PHILADELPHIA — As presidential candidates bring up their health care reform proposals on the campaign trail, Sen. Bob Bennett, R-Utah, and Sen. Ron Wyden, D-Ore., want to make sure their pending plan to change health care also gets thoroughly discussed.

The senators used a forum at St. Joseph's University in Philadelphia Monday as part of their tour in touting the Healthy Americans Act. The senators know the bill likely will not pass this year, but they want to talk about its components with the public, not just their fellow lawmakers in Washington. The senators talked about the bill in New York City last October.

"We haven't got the perfect bill, but we have the perfect debate," Bennett said. "We seem to be talking to each other rather than past each other."

Bennett noted that Sen. Hillary Clinton, D-N.Y. and Sen. Barack Obama, D-Ill., both running for the Democratic presidential nomination, often debate their health care plans.

"But it's the members of Congress who are going to have to legislate," Bennett said.

The bill would allow individuals to choose their own health-care plans, and health insurance would no longer be tied to a person's job, along with several other changes. The bill aims to take employers out of the business of managing health-care plans. Instead, state-based Health Help Agencies would aid individuals in picking and enrolling in plans.

"We're creating a framework for a discussion in the next Congress," Bennett said.

Regardless of which candidate wins the White House, Bennett and Wyden want to be able to present their plan as something members from both parties — and the public — can understand and support.

"If we can achieve that we would have accomplished something extremely significant," Bennett said.

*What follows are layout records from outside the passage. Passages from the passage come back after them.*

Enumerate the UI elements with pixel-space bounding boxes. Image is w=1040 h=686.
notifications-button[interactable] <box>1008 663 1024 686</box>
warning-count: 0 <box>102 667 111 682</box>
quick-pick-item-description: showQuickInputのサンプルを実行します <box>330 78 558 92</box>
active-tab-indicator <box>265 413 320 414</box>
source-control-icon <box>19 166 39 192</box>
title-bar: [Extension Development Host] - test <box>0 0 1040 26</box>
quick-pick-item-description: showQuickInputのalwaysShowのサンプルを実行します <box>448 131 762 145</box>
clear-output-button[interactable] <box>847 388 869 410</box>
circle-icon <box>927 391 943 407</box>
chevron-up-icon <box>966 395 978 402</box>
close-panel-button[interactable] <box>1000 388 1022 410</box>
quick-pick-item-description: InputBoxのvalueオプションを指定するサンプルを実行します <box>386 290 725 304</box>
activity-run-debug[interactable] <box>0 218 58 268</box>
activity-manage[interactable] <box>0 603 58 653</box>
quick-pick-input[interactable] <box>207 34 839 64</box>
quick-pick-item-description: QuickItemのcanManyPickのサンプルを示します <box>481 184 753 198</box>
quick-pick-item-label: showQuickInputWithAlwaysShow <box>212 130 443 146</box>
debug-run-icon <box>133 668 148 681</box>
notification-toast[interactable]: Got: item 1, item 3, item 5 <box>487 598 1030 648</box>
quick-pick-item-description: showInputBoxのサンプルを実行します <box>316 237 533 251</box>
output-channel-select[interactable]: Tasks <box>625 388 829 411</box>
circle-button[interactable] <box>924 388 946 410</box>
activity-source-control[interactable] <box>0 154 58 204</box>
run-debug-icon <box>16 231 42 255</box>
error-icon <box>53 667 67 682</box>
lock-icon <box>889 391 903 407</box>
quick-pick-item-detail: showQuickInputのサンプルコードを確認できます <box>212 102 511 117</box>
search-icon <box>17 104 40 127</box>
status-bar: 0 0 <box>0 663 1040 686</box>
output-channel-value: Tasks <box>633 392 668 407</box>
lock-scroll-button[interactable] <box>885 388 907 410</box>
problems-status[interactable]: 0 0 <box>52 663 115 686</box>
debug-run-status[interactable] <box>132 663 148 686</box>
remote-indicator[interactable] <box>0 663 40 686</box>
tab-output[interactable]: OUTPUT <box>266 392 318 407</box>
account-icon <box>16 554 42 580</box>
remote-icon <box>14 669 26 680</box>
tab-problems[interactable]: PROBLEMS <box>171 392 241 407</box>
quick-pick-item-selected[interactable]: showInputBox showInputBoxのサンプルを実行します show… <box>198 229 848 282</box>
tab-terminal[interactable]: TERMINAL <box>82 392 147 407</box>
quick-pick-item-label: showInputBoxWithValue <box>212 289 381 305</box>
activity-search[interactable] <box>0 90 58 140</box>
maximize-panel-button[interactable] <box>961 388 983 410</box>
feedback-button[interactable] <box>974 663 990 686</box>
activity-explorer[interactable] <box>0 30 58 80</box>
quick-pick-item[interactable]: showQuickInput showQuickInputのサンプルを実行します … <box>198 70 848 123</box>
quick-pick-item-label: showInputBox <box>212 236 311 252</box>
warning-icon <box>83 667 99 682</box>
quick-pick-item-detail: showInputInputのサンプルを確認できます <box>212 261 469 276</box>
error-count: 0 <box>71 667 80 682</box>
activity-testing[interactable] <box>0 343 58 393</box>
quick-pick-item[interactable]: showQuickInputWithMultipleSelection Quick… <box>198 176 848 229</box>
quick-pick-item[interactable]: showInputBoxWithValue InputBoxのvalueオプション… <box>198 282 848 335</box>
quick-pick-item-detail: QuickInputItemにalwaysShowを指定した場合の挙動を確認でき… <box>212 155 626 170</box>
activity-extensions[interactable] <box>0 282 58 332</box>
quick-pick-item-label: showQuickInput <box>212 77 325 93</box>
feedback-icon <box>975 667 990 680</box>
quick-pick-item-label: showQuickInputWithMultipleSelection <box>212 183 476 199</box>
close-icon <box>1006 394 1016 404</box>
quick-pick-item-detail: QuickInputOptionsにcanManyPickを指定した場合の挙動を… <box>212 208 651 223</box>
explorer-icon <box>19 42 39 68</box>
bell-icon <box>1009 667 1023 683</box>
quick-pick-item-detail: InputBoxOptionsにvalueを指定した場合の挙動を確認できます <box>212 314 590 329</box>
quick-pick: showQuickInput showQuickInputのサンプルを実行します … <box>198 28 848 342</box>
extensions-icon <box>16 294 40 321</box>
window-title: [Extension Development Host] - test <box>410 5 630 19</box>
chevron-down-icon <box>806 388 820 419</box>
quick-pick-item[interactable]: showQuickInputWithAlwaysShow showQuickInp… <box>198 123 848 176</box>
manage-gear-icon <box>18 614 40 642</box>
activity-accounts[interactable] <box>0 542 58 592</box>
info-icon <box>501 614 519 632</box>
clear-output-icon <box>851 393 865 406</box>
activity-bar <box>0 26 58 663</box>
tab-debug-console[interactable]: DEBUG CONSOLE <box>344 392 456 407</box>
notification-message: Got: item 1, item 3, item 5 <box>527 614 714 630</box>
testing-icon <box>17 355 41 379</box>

Wyden said they want to give the new president a plan that is different from past efforts and not "bogged down" in partisanship.

One of the main problems in health care, Bennett said, is that patients do not know how much services cost, and the system is geared more toward the employers that provide the coverage than the patients themselves.

"This makes absolutely no sense," Bennett said. "The incentives are distorted, and the transparency is not there."

Under the act, Wyden explained that employers would give workers the cash value of what they would otherwise spend on health care for the employee. It would then be up to the employee to find their best coverage. If they spend less on coverage than what their employer did, they can just keep the rest of the money.

Bennett used the example that he and his wife no longer need any coverage related to pregnancy, noting that they have six grown children with no plans for any more. Under the Healthy Americans Act, the Bennetts would be able to find a plan that did not include baby coverage and possibly save money.